A White House blog post suggested ways the federal government could incentivize businesses to comply with heightened cybersecurity standards, months after President Obama’s executive order in February for better protection of physical and virtual assets.

In the post, U.S. Cybersecurity coordinator Michael Daniel lists eight possible ways to encourage businesses to voluntarily adopt cybersecurity standards. These include collaborating with the insurance industry to provide cybersecurity insurance, offering federal grants, expediting government services to participants, and providing legal privileges such as liability limitation. It also suggests streamlining existing legal regulations to make it easier for participants to comply with new standards, publicly recognizing participants, allowing businesses to recover some of their cybersecurity investments, and emphasizing cybersecurity research to help participants find solutions to their specific cyber problems.

These potential incentives are based on recommendations from the Treasury, Commerce Department and Homeland Security.

Obama’s executive order moved to create a “cybersecurity framework” — a set of standards and procedures expected to be completed in October of this year, intended to diminish cyber risk. The order also encourages better communication about threats between the public and the private sector; businesses and agencies would receive incentives for joining a voluntary program in compliance with the framework.

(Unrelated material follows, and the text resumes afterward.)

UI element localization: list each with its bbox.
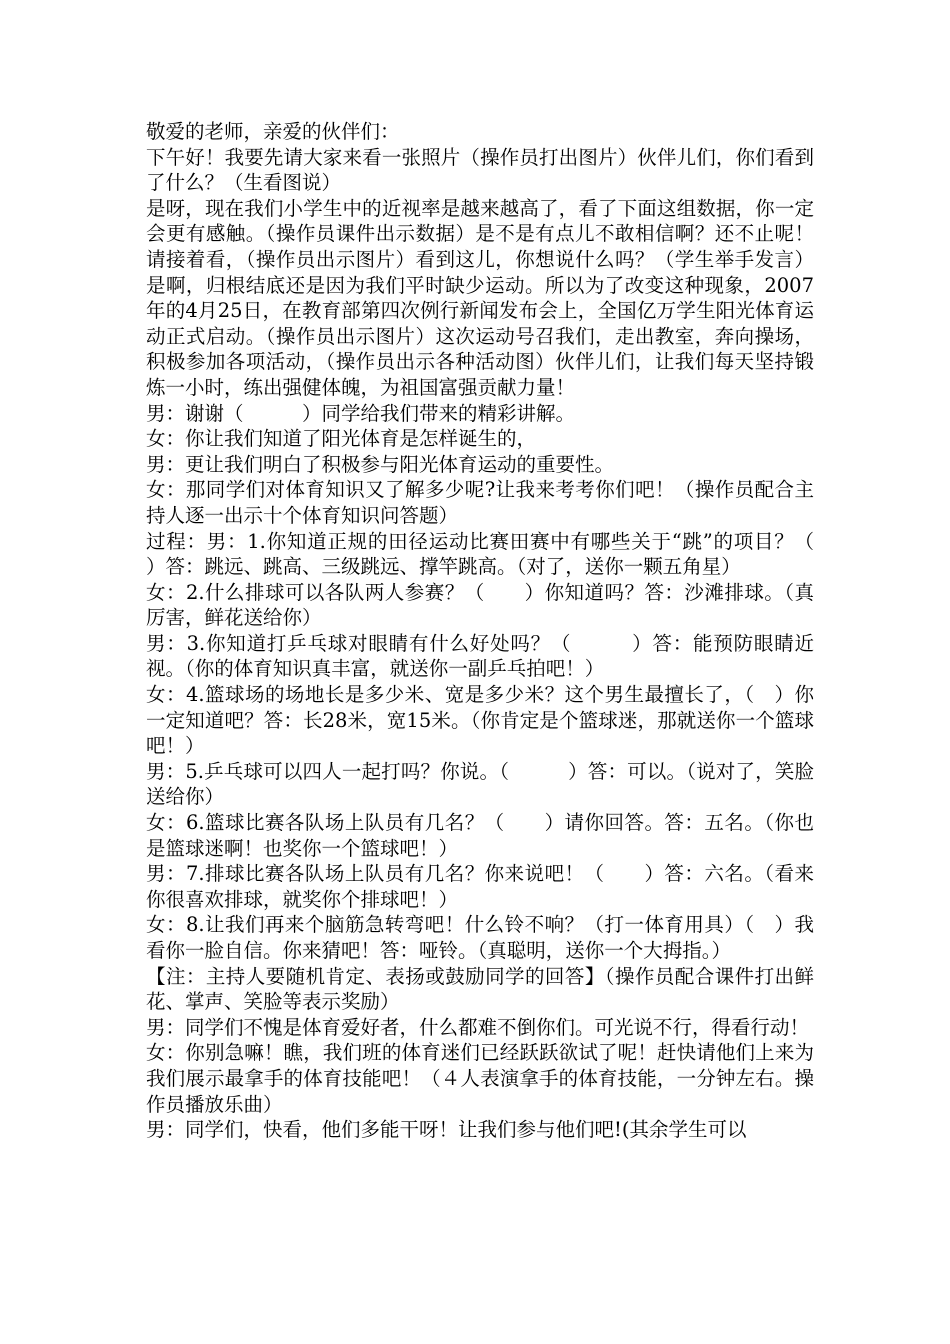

Though these incentives aren’t yet final, the preliminary list allows businesses and agencies to offer their own input on cybersecurity compliance, said Kimberly Peretti, chair of law firm Alston & Bird’s Security Incident Management and Response Team in Washington, and former senior litigator for the Justice Department’s computer crime and intellectual property section.

“At this point, companies can think about, ‘if we have to increase our practices and the level of security we have in place, what’s the best way our organization can get to that level? What would incentivize our company to do that?’” Peretti said. “The variety of approaches and creativity gives something to the private sector to start feedback.”

And the cybersecurity insurance incentive could prove helpful for the insurance industry, said Michael Donovan, head of specialist insurance company Beazley’s data breach and cyberinsurance department.

“There are many approaches companies take to reduce their cyber risk, and it can be very difficult for us to evaluate it. Anything that would help standardize that, and provide more information, would be encouraging,” he said.

Donovan said he doesn’t think the incentives would put extra pressure on the insurance industry.

The incentives are “couched in the terms of being voluntary, and done in terms of incentives, rather than regulation and requirements. That would seem to be a positive approach” to public-private collaboration on cybersecurity, he said.